Die Notwendigkeit der Validierung der Elemente des HACCP-Systems wird in Arbeitsschritt 8 (Grundsatz 3) erwähnt sowie in Arbeitsschritt 11 (Grundsatz 6). In der 2003er-Version der Verfahrensregel war die Validierung nicht explizit in den Titeln der genannten Arbeitsschritte/Grundsätze erwähnt, sodass die damit verbundenen Anforderungen leicht übersehen werden konnten. Mit der 2020er-Version der Verfahrensregel wurden die Anforderungen an die Validierung nun ausdrücklicher festgeschrieben und akzentuiert.

Rechtliche Wirksamkeit

Was nun die rechtliche Verankerung der genannten Codex-Anpassungen anbelangt, ist festzustellen, dass die Änderungen betreffend HACCP noch nicht ins Lebensmittelrecht eingeflossen sind, weder auf Stufe EU-Recht noch im schweizerischen Lebensmittelrecht. Insbesondere die Akzentuierung der Validierung von Elementen des HACCP-Systems wären im Lebensmittelrecht festzuschreiben, denn die sieben HACCP-Grundsätze sind rechtlich verankert und die Anpassungen betreffend HACCP-Validierung sind bereits in der Beschreibung der entsprechenden HACCP-Grundsätze ersichtlich:

  • 3. Grundsatz: «Establish validated critical limits for each CCP» (Festlegen von validierten kritischen Grenzwerten für jeden CCP)
  • 6. Grundsatz: «Validation of the HACCP Plan and Verification Procedures» (Validierung des HACCP-Plans und Festlegen von Verifizierungsverfahren)
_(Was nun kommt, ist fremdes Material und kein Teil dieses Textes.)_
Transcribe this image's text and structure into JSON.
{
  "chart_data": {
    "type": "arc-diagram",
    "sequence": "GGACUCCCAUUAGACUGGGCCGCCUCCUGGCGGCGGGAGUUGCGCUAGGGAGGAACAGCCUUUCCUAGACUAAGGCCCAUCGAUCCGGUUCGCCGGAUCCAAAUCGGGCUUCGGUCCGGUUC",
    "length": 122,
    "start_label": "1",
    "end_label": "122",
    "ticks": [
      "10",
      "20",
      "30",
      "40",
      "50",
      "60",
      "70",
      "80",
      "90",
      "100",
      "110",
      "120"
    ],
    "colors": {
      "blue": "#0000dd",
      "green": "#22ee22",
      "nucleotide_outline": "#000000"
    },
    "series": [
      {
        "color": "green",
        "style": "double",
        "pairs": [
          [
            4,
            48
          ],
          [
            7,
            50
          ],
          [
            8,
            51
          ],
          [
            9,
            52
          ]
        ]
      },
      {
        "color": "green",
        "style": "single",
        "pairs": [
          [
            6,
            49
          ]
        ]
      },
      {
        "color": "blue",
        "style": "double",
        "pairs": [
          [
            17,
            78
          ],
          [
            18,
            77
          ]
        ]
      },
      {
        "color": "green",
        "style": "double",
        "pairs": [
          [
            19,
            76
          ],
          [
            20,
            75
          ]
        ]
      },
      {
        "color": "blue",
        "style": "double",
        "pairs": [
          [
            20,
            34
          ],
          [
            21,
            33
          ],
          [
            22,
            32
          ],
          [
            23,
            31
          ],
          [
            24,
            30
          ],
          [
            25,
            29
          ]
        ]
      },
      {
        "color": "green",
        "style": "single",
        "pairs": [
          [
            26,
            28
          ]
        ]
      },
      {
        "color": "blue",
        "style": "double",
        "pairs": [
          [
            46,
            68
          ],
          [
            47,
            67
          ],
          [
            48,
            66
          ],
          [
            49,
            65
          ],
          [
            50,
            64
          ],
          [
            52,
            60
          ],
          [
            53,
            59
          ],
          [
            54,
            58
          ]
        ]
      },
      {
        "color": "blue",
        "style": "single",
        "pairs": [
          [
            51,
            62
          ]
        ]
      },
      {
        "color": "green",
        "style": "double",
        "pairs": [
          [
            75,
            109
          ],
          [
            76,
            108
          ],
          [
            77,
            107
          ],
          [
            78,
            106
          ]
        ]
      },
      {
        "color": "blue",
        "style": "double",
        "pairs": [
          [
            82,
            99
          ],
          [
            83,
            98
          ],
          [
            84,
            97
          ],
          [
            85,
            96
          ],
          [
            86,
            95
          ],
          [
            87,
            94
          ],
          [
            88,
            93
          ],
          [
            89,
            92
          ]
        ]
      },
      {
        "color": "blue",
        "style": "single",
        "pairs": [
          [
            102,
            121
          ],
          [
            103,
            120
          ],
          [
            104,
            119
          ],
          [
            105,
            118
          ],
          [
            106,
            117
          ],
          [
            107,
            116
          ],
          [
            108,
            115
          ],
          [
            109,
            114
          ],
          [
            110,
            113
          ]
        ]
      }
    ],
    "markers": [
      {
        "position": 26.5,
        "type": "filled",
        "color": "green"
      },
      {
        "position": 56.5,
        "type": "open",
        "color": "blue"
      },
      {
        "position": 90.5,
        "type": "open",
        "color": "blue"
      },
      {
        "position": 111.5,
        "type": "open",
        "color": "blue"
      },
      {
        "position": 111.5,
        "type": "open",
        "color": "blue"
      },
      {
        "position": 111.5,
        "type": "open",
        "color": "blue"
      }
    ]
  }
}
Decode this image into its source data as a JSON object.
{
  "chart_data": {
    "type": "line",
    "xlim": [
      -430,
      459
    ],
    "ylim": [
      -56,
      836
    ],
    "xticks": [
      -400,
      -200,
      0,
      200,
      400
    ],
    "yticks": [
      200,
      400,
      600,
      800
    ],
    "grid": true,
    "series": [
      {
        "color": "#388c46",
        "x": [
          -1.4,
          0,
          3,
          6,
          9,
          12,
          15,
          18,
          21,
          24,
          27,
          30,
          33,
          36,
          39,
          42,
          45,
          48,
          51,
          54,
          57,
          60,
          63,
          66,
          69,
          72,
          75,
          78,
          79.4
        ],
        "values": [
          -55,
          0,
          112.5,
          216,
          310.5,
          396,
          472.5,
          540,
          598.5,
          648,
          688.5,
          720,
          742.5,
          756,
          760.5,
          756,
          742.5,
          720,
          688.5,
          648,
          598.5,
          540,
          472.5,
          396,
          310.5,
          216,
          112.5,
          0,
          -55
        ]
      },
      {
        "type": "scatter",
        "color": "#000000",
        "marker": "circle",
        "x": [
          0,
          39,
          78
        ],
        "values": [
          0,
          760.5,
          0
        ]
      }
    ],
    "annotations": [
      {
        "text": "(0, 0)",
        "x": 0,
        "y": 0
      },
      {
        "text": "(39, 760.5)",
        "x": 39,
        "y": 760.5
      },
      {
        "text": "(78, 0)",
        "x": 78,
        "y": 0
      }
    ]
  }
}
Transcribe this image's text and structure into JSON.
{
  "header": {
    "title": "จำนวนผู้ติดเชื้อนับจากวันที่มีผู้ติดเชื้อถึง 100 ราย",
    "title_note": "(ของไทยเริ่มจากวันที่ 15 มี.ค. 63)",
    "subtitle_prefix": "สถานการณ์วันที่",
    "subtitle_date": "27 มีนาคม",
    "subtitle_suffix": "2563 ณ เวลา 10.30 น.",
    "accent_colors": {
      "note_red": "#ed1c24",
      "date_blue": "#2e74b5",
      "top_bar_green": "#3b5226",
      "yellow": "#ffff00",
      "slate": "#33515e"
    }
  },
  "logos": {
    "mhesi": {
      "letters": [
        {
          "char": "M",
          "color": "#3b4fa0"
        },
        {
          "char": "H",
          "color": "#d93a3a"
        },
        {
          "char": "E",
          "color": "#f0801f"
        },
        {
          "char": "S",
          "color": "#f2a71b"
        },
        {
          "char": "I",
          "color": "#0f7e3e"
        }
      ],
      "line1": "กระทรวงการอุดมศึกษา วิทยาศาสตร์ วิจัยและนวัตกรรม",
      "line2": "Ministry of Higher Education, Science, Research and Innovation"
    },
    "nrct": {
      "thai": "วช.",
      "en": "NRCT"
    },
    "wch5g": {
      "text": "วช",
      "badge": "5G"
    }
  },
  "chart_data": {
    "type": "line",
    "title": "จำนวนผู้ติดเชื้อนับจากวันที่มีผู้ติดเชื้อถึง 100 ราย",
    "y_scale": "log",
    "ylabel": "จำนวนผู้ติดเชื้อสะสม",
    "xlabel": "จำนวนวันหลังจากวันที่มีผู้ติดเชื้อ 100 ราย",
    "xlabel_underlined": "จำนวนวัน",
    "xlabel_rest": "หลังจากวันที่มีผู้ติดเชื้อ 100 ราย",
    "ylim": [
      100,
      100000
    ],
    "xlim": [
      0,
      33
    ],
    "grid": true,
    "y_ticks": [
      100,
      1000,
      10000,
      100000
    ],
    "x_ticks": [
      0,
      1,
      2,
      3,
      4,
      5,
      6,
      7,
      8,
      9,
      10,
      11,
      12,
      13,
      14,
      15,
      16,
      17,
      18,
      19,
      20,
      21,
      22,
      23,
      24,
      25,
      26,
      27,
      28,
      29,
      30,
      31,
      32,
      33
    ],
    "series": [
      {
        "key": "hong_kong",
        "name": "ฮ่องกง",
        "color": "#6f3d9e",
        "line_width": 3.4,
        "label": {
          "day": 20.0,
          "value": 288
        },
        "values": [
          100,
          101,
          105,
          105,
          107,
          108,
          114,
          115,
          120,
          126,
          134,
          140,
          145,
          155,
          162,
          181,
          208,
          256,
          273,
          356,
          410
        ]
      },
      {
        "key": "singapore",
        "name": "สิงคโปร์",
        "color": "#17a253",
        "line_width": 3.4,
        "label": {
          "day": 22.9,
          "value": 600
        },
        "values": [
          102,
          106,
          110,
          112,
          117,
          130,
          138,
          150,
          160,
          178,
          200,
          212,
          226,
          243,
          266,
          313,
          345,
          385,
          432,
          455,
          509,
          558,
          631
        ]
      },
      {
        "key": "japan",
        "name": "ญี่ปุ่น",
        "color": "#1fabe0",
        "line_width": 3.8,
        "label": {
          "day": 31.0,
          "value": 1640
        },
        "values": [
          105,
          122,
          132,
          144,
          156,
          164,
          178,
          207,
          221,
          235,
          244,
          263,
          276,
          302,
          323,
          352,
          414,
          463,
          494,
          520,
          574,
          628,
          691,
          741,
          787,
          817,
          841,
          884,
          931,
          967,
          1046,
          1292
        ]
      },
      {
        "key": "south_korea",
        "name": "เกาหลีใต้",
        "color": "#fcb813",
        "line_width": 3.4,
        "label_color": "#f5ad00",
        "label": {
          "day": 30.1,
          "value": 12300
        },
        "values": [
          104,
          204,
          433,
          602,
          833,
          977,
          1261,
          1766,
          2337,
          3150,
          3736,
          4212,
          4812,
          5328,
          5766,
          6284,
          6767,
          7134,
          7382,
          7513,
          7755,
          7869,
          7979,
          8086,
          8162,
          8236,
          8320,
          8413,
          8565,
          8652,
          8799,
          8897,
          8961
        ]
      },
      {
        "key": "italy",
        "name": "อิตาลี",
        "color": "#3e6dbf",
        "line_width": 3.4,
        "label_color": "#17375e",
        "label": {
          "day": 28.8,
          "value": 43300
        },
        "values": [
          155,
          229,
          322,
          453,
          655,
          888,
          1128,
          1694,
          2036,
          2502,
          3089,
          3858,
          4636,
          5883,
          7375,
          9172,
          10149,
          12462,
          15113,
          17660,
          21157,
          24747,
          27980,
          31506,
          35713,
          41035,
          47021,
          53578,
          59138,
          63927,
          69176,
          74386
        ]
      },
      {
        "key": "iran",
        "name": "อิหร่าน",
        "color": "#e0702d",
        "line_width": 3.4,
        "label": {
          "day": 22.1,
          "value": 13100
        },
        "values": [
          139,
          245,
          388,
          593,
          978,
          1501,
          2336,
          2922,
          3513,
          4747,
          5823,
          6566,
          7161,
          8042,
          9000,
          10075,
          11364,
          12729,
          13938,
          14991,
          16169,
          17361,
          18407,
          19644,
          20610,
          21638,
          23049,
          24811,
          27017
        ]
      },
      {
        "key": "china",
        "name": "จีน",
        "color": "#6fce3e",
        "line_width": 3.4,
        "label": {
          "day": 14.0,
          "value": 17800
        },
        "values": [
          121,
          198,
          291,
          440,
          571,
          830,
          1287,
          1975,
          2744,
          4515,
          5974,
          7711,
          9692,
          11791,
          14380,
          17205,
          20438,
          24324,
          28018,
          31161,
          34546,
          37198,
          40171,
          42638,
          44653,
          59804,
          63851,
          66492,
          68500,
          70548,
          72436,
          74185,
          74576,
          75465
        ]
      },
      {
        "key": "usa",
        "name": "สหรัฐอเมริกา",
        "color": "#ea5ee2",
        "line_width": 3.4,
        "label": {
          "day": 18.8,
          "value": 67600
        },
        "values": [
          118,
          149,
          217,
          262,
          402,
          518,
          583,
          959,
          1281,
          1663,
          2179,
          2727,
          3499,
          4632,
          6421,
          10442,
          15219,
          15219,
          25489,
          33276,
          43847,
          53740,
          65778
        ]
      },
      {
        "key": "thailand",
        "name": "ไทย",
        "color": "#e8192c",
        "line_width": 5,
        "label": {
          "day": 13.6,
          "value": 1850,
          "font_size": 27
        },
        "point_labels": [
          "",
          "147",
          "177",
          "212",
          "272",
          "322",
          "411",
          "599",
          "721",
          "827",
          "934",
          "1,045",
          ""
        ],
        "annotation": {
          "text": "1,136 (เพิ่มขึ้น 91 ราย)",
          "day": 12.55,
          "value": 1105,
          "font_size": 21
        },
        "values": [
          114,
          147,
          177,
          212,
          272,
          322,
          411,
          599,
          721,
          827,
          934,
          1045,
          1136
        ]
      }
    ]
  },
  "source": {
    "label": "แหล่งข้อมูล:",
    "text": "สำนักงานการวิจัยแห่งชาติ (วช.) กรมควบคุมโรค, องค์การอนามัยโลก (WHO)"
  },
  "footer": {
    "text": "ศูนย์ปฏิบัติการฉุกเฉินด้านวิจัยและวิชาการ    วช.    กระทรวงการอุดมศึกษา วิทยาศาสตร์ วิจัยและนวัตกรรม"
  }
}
Aber auch ohne bisher erfolgte Änderung der Rechtsvorschriften ist empfohlen, die HACCP-Anpassungen in den ­betrieblichen HACCP-Systemen zu berücksichtigen, etwa betreffend Definitionen oder die Akzentuierung der HACCP-Validierung.

Was nun die Lebensmittelsicherheitskultur anbelangt, lässt sich feststellen, dass die Anforderungen noch auslegungsfähig sind; dennoch ist es ein bemerkenswerter Vorgang, dass nun sowohl auf Stufe Codex Alimentarius wie auch im EU-Lebensmittelrecht Elemente, die zur Etablierung eines Managementsystems und zur Organisationsentwicklung gehören, festgeschrieben sind (vgl. Box, Seite 44). Die Bedeutung der Führungskultur sowie des Verhaltens aller Mitarbeitenden auf die Lebensmittelsicherheit hat dadurch grosse Anerkennung erlangt, und das Thema wird sicherlich in den nächsten Jahren weiterhin an Bedeutung gewinnen.

Quelle:

Kirchsteiger-Meier, Evelyn (2022). Tagungsbericht zur 16. Wädenswiler Lebensmittelrecht-Tagung vom 5. Mai 2022: «Facetten und Entwicklungen zum Lebensmittel­hygiene- und Lebensmittelsicherheitsrecht».